A new metric is in the Bitcoin news, showing that the situation with the coin is now almost identical to the historical run-up to $20,000 for the dominant coin. The new BTC dormant supply metric shows that 61% of the cryptocurrency’s supply has stayed in the same place for a year of even more – and the only time this happened was before its all-time highs.
Additionally, we can see that people who are holding Bitcoin are now preparing for a bull run just like the one which led to $20,000 all-time highs in 2017, as the metric suggests. The on-chain monitoring resource Glassnode on June 28 showed that the proportion of the Bitcoin supply that has not left its wallet now reflects the 2016 levels.
The last time we saw this amount of #Bitcoin that had not moved in over a year, was in early 2016 – preceding $BTC's bull run to $20k.https://t.co/lquCOcHXPX https://t.co/Hvf4lW72U6 pic.twitter.com/xGXYdqSewE
— glassnode (@glassnode) June 28, 2020
As many analysts noted, the new BTC dormant supply metric can mean a lot of things as well as nothing. Despite a hectic year for the coin, data now shows that over 61% of the supply remained dormant through the highs and lows. This represents a record, as the US crypto exchange Kraken and its business development director Dan Held added.

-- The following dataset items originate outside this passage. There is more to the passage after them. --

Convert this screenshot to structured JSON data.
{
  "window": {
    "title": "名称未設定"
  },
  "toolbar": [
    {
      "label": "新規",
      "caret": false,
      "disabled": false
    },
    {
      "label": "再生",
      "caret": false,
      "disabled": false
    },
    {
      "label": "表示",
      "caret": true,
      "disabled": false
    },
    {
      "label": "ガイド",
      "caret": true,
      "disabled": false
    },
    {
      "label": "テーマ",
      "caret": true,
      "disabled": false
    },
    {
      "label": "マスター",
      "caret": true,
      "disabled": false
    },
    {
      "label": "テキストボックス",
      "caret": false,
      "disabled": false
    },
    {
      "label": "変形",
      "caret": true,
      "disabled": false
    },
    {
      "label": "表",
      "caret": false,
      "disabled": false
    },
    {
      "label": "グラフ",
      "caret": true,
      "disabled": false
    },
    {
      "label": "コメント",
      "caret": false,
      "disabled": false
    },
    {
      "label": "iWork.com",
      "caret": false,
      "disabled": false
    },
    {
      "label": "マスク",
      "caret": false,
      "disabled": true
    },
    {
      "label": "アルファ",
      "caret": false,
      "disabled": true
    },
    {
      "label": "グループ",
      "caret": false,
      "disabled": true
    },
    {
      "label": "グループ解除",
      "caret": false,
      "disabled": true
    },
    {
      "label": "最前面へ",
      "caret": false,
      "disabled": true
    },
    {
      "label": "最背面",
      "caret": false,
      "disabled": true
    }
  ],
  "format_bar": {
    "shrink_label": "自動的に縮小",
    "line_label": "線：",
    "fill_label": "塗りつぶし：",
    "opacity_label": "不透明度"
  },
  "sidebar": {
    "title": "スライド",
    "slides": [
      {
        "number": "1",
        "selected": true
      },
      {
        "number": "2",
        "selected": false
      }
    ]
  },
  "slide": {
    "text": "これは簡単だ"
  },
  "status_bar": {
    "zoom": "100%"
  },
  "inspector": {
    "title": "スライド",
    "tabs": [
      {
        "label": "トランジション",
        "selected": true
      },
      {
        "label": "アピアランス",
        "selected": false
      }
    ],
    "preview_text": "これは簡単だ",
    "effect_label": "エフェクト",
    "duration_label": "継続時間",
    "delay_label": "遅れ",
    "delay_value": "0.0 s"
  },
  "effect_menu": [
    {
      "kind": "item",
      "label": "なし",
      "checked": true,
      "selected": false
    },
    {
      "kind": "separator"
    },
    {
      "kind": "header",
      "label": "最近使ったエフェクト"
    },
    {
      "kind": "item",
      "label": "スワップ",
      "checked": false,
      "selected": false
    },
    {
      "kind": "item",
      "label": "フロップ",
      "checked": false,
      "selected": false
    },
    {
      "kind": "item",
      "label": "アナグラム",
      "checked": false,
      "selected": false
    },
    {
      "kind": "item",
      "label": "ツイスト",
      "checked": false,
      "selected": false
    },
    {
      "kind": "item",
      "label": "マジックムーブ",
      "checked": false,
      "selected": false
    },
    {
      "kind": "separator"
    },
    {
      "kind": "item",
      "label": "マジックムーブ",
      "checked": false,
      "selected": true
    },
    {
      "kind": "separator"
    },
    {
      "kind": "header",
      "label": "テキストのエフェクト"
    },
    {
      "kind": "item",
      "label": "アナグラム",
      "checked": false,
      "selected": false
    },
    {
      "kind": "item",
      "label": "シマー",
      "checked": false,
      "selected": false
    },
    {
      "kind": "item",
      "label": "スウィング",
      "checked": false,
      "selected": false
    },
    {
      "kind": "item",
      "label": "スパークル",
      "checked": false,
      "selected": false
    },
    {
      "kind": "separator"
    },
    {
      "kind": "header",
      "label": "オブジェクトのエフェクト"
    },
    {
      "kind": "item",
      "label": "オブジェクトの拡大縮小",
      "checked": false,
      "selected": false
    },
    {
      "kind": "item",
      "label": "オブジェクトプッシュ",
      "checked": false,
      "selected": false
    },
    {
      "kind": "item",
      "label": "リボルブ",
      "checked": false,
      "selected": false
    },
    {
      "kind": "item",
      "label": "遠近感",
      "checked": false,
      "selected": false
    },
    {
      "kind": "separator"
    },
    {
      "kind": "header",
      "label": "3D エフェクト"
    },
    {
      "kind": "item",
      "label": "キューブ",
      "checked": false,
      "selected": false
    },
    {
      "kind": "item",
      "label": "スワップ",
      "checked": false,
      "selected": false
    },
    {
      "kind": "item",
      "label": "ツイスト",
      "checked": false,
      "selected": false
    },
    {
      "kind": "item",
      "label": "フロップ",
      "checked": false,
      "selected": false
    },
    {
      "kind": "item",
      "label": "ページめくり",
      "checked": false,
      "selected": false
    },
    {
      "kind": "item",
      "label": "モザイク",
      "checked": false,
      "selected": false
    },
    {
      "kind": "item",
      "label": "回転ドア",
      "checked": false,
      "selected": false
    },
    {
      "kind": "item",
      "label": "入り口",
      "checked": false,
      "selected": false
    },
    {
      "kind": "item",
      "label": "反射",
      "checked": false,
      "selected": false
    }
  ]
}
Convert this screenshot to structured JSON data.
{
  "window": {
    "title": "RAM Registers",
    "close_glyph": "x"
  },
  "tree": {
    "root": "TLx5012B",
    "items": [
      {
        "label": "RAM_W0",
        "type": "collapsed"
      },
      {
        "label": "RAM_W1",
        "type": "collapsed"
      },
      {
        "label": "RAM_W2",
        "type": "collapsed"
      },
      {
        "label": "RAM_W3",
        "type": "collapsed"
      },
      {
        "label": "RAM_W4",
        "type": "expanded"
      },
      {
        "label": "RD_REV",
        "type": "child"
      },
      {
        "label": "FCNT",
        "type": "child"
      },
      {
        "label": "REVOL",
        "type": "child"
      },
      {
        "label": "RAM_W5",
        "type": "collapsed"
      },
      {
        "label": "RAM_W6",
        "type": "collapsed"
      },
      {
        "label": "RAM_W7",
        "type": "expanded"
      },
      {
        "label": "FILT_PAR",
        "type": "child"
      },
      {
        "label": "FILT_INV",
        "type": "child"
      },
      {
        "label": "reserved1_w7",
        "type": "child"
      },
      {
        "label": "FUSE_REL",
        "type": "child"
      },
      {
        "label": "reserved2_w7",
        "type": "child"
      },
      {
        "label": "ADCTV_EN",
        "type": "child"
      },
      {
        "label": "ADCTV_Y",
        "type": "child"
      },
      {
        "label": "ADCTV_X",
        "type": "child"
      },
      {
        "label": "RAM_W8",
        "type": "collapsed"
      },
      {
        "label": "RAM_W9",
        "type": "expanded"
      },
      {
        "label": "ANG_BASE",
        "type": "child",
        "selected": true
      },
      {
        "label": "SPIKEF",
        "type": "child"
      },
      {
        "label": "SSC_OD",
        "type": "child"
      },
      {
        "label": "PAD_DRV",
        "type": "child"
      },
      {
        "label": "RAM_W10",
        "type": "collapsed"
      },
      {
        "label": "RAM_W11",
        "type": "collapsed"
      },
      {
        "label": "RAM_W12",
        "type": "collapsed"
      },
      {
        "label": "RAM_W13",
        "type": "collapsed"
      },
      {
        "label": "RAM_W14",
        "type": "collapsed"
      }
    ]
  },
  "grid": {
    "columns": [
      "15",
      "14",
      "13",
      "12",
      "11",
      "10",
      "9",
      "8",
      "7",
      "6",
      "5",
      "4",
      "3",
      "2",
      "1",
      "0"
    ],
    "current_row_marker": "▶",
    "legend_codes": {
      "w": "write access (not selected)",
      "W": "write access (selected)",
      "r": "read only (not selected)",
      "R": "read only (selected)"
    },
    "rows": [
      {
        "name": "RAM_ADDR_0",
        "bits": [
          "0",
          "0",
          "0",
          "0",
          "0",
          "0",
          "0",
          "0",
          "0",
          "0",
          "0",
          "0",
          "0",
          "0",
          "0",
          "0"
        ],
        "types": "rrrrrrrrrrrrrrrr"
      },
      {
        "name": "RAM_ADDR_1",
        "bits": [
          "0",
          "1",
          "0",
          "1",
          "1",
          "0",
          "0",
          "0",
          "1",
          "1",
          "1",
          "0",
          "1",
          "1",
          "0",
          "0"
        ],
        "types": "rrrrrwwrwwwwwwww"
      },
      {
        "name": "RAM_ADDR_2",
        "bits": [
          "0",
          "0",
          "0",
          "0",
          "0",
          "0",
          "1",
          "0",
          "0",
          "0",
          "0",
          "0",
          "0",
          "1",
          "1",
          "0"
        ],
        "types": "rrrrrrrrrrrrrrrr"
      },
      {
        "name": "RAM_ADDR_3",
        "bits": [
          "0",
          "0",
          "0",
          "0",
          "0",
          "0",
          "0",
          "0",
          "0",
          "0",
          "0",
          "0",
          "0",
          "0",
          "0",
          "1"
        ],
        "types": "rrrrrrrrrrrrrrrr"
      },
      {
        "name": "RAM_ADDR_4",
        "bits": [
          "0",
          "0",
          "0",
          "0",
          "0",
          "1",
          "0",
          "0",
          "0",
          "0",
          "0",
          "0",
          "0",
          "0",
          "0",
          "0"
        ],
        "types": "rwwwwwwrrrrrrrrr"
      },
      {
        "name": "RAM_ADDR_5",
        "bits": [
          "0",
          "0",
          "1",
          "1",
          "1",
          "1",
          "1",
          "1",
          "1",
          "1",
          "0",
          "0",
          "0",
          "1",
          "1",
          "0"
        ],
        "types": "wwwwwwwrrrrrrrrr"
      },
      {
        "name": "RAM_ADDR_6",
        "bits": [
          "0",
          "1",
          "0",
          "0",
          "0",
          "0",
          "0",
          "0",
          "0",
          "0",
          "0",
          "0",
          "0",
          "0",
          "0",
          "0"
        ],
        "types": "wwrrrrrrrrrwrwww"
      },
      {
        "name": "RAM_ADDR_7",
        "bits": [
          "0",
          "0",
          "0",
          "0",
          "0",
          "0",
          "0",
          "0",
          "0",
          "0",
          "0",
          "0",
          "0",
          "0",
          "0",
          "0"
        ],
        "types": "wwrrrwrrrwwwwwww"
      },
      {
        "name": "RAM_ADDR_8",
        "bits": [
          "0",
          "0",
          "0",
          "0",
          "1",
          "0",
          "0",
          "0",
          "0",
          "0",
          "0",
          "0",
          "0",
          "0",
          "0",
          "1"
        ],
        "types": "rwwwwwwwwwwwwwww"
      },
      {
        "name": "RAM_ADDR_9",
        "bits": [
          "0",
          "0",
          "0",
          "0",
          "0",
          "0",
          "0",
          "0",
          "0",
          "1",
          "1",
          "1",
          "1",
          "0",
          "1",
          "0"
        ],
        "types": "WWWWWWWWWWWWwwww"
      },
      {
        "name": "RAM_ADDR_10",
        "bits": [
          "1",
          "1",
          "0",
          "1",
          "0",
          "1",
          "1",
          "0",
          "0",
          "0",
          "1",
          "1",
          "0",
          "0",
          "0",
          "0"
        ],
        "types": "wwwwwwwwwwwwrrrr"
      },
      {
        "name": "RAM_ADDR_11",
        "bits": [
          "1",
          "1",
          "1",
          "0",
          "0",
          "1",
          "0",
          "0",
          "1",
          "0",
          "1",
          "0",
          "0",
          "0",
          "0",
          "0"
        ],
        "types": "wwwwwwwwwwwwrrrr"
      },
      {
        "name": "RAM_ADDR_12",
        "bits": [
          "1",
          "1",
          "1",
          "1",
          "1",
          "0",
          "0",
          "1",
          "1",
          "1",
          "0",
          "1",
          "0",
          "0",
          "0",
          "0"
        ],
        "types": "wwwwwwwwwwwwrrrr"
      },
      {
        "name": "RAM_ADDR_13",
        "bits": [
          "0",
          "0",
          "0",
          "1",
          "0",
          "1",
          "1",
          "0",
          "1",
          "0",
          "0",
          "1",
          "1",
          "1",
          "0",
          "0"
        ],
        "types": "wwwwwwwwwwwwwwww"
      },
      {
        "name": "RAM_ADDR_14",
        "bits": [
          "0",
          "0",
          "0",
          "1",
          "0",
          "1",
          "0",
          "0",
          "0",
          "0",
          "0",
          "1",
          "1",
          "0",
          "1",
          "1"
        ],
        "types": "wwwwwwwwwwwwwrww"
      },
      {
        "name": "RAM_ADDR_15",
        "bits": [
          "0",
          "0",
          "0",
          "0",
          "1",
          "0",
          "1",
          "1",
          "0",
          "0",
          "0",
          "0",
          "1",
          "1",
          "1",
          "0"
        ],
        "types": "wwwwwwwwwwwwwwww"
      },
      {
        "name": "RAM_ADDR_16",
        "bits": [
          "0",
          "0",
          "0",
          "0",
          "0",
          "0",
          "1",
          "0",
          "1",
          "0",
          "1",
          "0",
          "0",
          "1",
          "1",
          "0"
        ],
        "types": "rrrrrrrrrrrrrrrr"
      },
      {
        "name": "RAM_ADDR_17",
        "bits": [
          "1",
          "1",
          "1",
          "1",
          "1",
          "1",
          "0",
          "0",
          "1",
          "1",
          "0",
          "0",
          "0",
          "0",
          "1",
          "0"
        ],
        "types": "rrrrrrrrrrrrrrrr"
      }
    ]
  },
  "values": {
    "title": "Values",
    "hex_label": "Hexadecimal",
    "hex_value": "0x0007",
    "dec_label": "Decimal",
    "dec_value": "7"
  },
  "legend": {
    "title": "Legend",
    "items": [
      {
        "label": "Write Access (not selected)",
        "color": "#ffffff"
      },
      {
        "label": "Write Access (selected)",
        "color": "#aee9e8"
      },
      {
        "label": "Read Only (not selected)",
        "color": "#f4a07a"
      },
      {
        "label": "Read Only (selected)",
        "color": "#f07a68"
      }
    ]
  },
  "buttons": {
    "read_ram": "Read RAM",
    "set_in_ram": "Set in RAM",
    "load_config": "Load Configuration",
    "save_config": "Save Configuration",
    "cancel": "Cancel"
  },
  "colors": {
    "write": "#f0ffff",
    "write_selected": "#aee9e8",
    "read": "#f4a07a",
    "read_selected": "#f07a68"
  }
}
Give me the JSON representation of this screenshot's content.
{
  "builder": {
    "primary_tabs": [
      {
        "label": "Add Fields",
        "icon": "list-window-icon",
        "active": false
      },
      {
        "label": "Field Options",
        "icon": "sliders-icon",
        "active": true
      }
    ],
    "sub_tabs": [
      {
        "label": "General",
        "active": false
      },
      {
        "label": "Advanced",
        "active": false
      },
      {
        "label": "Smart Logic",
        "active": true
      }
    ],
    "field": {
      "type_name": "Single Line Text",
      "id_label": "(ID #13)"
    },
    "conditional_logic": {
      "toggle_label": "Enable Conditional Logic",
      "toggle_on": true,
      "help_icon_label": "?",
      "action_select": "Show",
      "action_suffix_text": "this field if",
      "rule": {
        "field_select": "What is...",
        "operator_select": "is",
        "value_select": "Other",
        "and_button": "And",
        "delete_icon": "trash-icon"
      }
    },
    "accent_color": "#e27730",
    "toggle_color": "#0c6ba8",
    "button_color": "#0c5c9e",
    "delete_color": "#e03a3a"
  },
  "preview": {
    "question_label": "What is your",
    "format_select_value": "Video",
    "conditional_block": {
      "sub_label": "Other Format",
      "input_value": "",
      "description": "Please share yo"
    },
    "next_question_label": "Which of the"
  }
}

61% of Bitcoin hasn't moved in over a year.
That's an all-time high. pic.twitter.com/q9oYHYXdbc
— Dan Held (@danheld) June 28, 2020
In other reports in the cryptonews by Glassnode, the early 2016 period likewise recorded similar behavior among hodlers. According to them, the implication is that there is a reluctance to trade or sell, as well as a belief that it will be more profitable to save.
“The last time we saw this amount of #Bitcoin that had not moved in over a year, was in early 2016 – preceding $BTC’s bull run to $20k,” Glassnode summarized on Twitter.
The phenomenon of investment cycles in Bitcoin is often referred to as “HODL waves” and as we reported months ago, the data is now showing parallels. The BTC dormant supply metric could set the coin on the road to a new high this year.
However, all of this can also mean nothing. Many other indicators before pointed to a saving mentality which prevailed in Bitcoin. Currently, exchange reserves are at 13-month lows, while the signs of accumulation are now visible in wallets with both small and whale-size balances.
Reports from Glassnode earlier this year showed that 90% of the days were spent accumulating in the first half of 2020. Since the block halving in May 2020, however, the number of whales has increased by over 2%.